The longtime national journal, Progressive Review, has moved its headquarters from Washington DC to Freeport, Maine, where its editor, Sam Smith, has long ties. This is a local edition dealing with Maine news and progressive politics.

11/11/09

MAINE: A HEALTH CARE WARNING

NY Times - Maine is the Charlie Brown of health care. The state's legislators have tried for decades to fix its system, but their efforts have always fallen short: health insurance premiums are still among the least affordable in the nation, health care spending per person is among the highest and hospital emergency rooms are among the most crowded. Indeed, many overhauls to the system have done little more than squeeze a balloon - solving one problem while worsening another.

But like the Peanuts character, the state keeps trying. . . Maine's history is a cautionary tale for national health reform. The state could never figure out how to slow the spiraling increase in medical costs, hobbling its efforts to offer more people insurance coverage. Many on Capitol Hill have criticized national reform legislation for similarly doing little to tame costs. . .
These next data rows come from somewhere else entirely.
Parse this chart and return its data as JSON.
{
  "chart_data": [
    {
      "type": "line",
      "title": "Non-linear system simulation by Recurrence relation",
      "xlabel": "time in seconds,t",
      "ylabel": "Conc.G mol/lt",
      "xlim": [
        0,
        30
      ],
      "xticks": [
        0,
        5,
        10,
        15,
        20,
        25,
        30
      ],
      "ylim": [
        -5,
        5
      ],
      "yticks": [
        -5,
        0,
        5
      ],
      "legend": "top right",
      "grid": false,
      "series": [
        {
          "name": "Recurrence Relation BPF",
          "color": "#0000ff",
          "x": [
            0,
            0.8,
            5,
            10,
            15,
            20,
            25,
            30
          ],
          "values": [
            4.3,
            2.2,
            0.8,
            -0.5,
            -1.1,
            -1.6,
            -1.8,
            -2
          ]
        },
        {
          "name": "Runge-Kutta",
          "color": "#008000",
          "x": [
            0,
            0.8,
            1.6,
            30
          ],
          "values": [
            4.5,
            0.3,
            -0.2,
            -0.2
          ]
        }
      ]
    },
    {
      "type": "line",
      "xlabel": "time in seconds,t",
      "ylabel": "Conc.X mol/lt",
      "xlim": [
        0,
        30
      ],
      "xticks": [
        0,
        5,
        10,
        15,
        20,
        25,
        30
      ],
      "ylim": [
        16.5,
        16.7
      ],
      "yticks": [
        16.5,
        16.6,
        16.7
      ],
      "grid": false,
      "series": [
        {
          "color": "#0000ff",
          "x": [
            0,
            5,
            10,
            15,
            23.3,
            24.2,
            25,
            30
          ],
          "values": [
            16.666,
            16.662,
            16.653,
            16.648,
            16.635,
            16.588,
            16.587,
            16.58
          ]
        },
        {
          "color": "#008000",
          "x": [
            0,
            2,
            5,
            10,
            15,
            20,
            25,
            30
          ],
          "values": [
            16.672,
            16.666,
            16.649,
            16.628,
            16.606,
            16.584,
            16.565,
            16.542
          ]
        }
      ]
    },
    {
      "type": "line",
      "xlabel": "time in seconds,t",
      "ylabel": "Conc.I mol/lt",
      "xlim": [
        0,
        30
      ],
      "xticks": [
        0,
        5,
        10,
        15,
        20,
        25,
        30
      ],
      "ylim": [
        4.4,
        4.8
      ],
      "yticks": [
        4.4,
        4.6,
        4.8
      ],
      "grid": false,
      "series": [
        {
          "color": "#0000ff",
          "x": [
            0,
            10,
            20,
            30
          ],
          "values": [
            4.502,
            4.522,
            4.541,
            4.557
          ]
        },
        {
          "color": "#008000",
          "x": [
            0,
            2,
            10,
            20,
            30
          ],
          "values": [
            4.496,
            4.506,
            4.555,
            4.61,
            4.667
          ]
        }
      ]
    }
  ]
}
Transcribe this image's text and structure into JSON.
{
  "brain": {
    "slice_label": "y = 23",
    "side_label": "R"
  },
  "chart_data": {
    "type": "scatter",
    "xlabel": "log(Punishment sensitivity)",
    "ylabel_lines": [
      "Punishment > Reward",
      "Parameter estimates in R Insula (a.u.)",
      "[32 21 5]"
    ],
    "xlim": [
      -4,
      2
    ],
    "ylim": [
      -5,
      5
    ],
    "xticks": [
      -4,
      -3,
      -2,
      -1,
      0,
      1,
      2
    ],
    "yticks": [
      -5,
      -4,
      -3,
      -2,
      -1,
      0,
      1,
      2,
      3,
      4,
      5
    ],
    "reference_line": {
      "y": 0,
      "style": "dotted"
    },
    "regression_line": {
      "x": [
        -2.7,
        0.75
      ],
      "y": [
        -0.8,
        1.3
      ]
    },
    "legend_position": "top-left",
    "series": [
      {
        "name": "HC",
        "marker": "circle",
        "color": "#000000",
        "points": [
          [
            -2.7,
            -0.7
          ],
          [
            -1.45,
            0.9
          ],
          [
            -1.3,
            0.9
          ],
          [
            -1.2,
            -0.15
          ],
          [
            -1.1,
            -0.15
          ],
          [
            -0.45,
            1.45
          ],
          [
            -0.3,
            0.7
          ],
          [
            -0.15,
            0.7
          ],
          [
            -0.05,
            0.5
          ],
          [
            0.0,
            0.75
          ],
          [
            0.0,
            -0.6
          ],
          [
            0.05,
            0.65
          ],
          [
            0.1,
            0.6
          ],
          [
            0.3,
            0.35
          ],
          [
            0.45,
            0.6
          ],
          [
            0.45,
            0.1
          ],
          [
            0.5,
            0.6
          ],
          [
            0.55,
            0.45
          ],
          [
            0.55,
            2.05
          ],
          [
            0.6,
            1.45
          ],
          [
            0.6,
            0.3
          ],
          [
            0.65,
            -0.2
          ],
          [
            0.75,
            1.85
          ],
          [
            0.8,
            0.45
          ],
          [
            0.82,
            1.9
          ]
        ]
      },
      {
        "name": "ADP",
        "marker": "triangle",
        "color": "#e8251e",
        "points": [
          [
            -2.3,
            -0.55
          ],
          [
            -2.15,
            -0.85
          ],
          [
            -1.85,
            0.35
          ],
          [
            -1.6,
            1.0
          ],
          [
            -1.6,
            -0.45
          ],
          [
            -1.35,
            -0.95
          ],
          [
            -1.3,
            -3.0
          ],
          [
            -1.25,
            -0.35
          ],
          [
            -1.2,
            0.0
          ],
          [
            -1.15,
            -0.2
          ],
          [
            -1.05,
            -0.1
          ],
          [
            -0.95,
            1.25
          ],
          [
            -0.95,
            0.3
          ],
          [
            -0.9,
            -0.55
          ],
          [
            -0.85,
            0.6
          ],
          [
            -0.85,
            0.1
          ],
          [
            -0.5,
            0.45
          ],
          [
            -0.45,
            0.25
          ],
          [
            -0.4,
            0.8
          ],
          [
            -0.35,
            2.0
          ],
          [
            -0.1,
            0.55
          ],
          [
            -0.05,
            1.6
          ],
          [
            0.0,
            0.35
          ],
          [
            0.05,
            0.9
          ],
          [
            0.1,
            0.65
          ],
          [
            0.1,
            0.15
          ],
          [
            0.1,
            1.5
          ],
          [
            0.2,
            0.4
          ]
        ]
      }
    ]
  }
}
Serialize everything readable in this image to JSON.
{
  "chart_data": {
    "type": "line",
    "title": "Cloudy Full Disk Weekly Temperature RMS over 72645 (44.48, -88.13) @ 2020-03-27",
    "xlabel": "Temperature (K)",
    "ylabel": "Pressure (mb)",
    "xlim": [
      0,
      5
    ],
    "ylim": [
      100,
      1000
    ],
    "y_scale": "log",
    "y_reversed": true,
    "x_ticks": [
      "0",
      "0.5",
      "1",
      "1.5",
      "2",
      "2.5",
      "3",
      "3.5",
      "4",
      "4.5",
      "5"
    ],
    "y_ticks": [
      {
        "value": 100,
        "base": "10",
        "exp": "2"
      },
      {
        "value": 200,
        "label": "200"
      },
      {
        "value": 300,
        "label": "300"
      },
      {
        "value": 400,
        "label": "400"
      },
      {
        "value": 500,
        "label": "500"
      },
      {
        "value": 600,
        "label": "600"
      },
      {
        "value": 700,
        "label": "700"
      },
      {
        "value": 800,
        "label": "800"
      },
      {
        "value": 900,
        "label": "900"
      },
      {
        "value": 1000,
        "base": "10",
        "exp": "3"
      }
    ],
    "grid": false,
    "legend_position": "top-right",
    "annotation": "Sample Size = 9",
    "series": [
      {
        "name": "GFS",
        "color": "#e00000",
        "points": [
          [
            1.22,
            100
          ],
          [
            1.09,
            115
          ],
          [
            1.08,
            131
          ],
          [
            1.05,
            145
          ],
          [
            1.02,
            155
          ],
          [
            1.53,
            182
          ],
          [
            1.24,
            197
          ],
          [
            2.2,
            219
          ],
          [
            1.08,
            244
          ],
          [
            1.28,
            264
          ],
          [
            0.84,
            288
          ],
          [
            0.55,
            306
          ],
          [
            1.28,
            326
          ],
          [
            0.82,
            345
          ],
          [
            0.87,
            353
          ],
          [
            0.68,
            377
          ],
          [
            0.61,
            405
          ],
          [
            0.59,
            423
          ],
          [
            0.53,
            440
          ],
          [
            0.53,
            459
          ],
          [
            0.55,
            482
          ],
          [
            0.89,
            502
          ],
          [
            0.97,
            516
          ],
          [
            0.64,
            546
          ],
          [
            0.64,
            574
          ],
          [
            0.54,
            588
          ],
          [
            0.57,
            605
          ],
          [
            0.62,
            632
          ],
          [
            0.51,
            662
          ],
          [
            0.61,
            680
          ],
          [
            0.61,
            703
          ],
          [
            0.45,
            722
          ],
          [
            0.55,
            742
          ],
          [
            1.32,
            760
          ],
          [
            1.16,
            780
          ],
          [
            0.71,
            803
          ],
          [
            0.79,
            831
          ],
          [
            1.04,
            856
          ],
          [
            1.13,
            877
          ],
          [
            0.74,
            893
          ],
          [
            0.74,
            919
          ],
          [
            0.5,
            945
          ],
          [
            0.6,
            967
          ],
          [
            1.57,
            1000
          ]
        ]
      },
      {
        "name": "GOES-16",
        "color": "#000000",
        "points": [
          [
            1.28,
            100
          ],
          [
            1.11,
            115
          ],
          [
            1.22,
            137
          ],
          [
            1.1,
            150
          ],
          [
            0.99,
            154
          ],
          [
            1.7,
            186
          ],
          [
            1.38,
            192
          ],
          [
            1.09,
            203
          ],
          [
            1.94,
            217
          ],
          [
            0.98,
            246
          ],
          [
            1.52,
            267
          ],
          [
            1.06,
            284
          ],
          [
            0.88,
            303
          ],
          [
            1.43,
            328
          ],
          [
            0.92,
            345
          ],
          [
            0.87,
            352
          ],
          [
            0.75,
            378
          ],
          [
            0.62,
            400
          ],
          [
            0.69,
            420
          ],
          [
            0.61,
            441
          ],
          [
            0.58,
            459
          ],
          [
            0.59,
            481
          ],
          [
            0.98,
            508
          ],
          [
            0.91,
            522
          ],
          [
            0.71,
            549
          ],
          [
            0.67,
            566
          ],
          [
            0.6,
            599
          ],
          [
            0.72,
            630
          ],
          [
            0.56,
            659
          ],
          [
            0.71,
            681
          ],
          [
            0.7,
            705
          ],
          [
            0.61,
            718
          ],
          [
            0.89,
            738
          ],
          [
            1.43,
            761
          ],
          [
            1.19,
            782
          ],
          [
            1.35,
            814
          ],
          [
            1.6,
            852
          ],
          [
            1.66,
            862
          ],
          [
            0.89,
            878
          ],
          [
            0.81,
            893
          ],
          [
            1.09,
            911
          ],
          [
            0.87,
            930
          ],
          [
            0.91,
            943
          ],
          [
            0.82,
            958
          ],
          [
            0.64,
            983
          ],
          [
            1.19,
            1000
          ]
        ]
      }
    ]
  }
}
To be fair, Maine's reform efforts have had benefits. The state's Medicare beneficiaries get relatively high-quality and low-cost care, and the share of those who have no health insurance is lower than those of all but six other states.

But a state-sponsored insurance plan has been capped at fewer than 9,000 because of financing problems, and the most common choice of those buying new plans in the state requires them to spend at least $15,000 a year before the insurer pays anything - leading many to avoid important medical visits. . .

Another change Maine has tried is to expand its eligibility rules for Medicaid, the government program for the poor. Nearly a quarter of the state's population participates in the poverty program. Proposals on Capitol Hill would require similar expansions across the country.

But Maine's poor are among the sickest in the nation, and its Medicaid benefits are relatively generous. Only Alaska spends more per adult Medicaid beneficiary. Part of the reason may be that, because premiums in the private insurance market are so high, many go without insurance for years before qualifying for Medicaid. . .

To compensate for such expensive care, the state pays doctors and hospitals relatively skimpy fees for treating Medicaid patients. As a result, doctors are closing solo practices and joining hospitals, which then have the market power to jack up rates to private insurers in a common problem called cost-shifting.

Clinics for the poor - some affiliated with hospital networks - are thriving because they are federally supported. Maine now has 19 such clinics serving 200,000 people - a fifth of the state's population. The largest of them is Penobscot Community Health Care in Bangor, which has three cheerful, green-roofed buildings on its main campus, 126 medical providers and last year served 45,000 patients.